Omelia nella V domenica di Quaresima

Pietracuta (RN), 21 marzo 2021

Ger 31,31-34
Sal 50
Eb 5,7-9
Gv 12,20-33

Ci troviamo nel mezzo del Vangelo di Giovanni. Gli esegeti lo dividono in due grandi sezioni: la prima che comprende i sette segni, cioè i sette miracoli attorno a cui viene coagulato quello che Gesù dice e fa; la seconda è il racconto della Passione, morte e risurrezione di Gesù. Nello spartiacque è collocata questa pagina di Vangelo.

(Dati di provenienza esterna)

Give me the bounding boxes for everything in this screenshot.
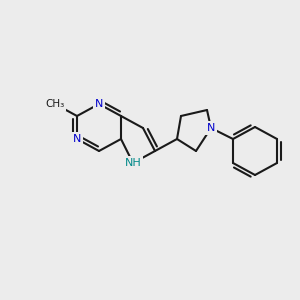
Text: NH: NH: [124, 158, 141, 168]
Text: N: N: [95, 99, 103, 109]
Text: CH₃: CH₃: [45, 99, 64, 109]
Text: N: N: [207, 123, 215, 133]
Text: N: N: [73, 134, 81, 144]
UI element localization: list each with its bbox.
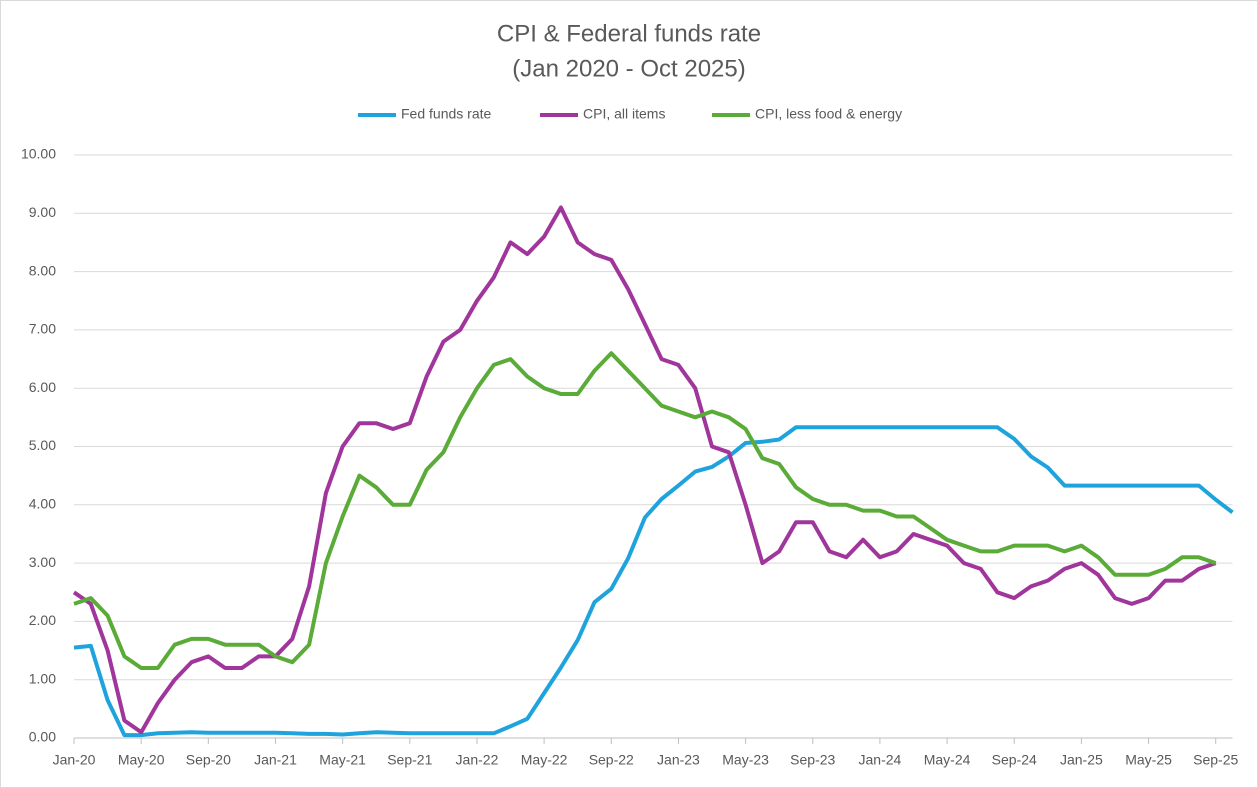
x-tick-label: May-21 — [319, 752, 366, 768]
x-tick-label: Sep-24 — [992, 752, 1037, 768]
y-tick-label: 3.00 — [29, 554, 56, 570]
chart-subtitle: (Jan 2020 - Oct 2025) — [512, 55, 745, 82]
y-tick-label: 8.00 — [29, 262, 56, 278]
y-tick-label: 1.00 — [29, 670, 56, 686]
x-tick-label: Jan-20 — [53, 752, 96, 768]
y-tick-label: 10.00 — [21, 146, 56, 162]
series-line — [73, 351, 1217, 670]
x-tick-label: Sep-23 — [790, 752, 835, 768]
legend-label: Fed funds rate — [401, 106, 491, 122]
x-tick-label: May-23 — [722, 752, 769, 768]
x-tick-label: Sep-22 — [589, 752, 634, 768]
x-tick-label: Sep-21 — [387, 752, 432, 768]
y-tick-label: 7.00 — [29, 321, 56, 337]
y-tick-label: 4.00 — [29, 496, 56, 512]
x-tick-label: May-24 — [924, 752, 971, 768]
x-tick-label: Jan-25 — [1060, 752, 1103, 768]
x-tick-label: May-25 — [1125, 752, 1172, 768]
y-tick-label: 6.00 — [29, 379, 56, 395]
x-tick-label: Sep-25 — [1193, 752, 1238, 768]
y-tick-label: 2.00 — [29, 612, 56, 628]
x-tick-label: Jan-22 — [456, 752, 499, 768]
x-tick-label: May-22 — [521, 752, 568, 768]
x-tick-label: Jan-21 — [254, 752, 297, 768]
legend-label: CPI, all items — [583, 106, 665, 122]
x-tick-label: Jan-24 — [859, 752, 902, 768]
x-tick-label: May-20 — [118, 752, 165, 768]
series-line — [73, 425, 1234, 738]
y-tick-label: 5.00 — [29, 437, 56, 453]
y-tick-label: 9.00 — [29, 204, 56, 220]
chart-title: CPI & Federal funds rate — [497, 20, 761, 47]
x-tick-label: Jan-23 — [657, 752, 700, 768]
series-line — [72, 205, 1217, 735]
legend-label: CPI, less food & energy — [755, 106, 902, 122]
x-tick-label: Sep-20 — [186, 752, 231, 768]
y-tick-label: 0.00 — [29, 729, 56, 745]
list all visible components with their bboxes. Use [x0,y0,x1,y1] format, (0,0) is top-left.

L’ultimo segno, quello quasi definitivo, è stato compiuto: la risurrezione di Lazzaro, con la conclusione rammaricata dei giudei che dicono: «A costui tutto il mondo va dietro…» (cfr. Gv 12,19), mentre preparano la sua cattura. Proprio in questo momento di crisi si colloca questa pagina nella quale l’evangelista ci fa fare un tuffo nel cuore umano di Gesù. Il cuore umano di Gesù, in quel momento, è turbato (lo dirà lui stesso). Arrivano dei greci. C’erano diversi stranieri affascinati dal culto all’unico Dio: basti pensare all’eunuco che andò a Gerusalemme per il culto (cfr. At 8,26-40), a Cornelio (cfr. At 10) e ad altri personaggi che troviamo negli Atti degli Apostoli; prima di loro anche i magi, i sapienti che venivano dall’Oriente, erano in ricerca del Messia. Gesù si trova di colpo davanti ad una grande responsabilità: sta per scoccare l’ora. Varie volte nei Vangeli (almeno sette) Gesù dice: «Non è giunta la mia ora». Solo la Madonna riuscì a spostare la “lancetta”, ma fu un segno che anticipava quello che sarebbe accaduto poi: le nozze di Gesù con l’umanità. I greci vogliono vedere Gesù, anzi, alla lettera, vogliono il Gesù da vedere. Gli ebrei erano più portati ad ascoltare: erano stati educati a non farsi immagini di Dio. I greci, invece, vogliono Gesù da vedere. È probabile che gli apostoli abbiano pensato: «Che bella occasione! Signore, prendila al volo. I tuoi compaesani non ti vogliono, i giudei stanno per condannarti, ma la tua fama è arrivata anche ai lontani, ai greci. Non hai il diritto di sottrarti!».
Gesù, come gli apostoli, conosceva bene le antiche Scritture che profetavano che la missione del Messia sarebbe stata universale, per tutti i popoli della terra. Gesù, come uomo, sa che questo si compirà non come dicono gli apostoli, con la gloria umana o con i “like”. Su due piedi Gesù inventa la bellissima metafora, una mini-parabola, del chicco di grano che cade in terra; se il chicco accetta di morire nella terra, produce molto frutto, altrimenti rimane solo. Era una metafora ben comprensibile sia nella cultura ebraica che nella cultura ellenistica. Gesù è davanti al suo morire. In questa prospettiva salvifica si incammina verso la sua ora.
Non c’è nessun dolorismo: Gesù chiede a chi lo segue di mettersi nella logica del “dono di sé”. Nell’orazione introduttiva alla Messa, parafrasando abbiamo pregato così: «Signore, aiutaci a imparare da te a spendere la nostra vita, a donarla, perché siamo stati pensati, creati, voluti nella logica del dono di noi stessi e ci realizziamo nella misura in cui ci doniamo». Troviamo la pienezza svuotandoci. Guardiamo Gesù, ascoltiamo Gesù: è questa la Quaresima! Perfino le piccole penitenze che facciamo servono a ricordarci e ad esercitarci a fare della nostra vita un dono.
Quei greci per arrivare a Gesù hanno avuto bisogno della comunità: vanno da Filippo, poi Filippo va da Andrea (guarda caso due apostoli che hanno un nome greco: suppongono che sia più facile parlare con loro). Filippo e Andrea vanno da Gesù e aprono la strada: ecco la mediazione della comunità. Se qualcuno a Pietracuta vuole vedere Gesù dove va? Va ad incontrare la comunità, le famiglie, il parroco. Gesù si incontra nella Chiesa.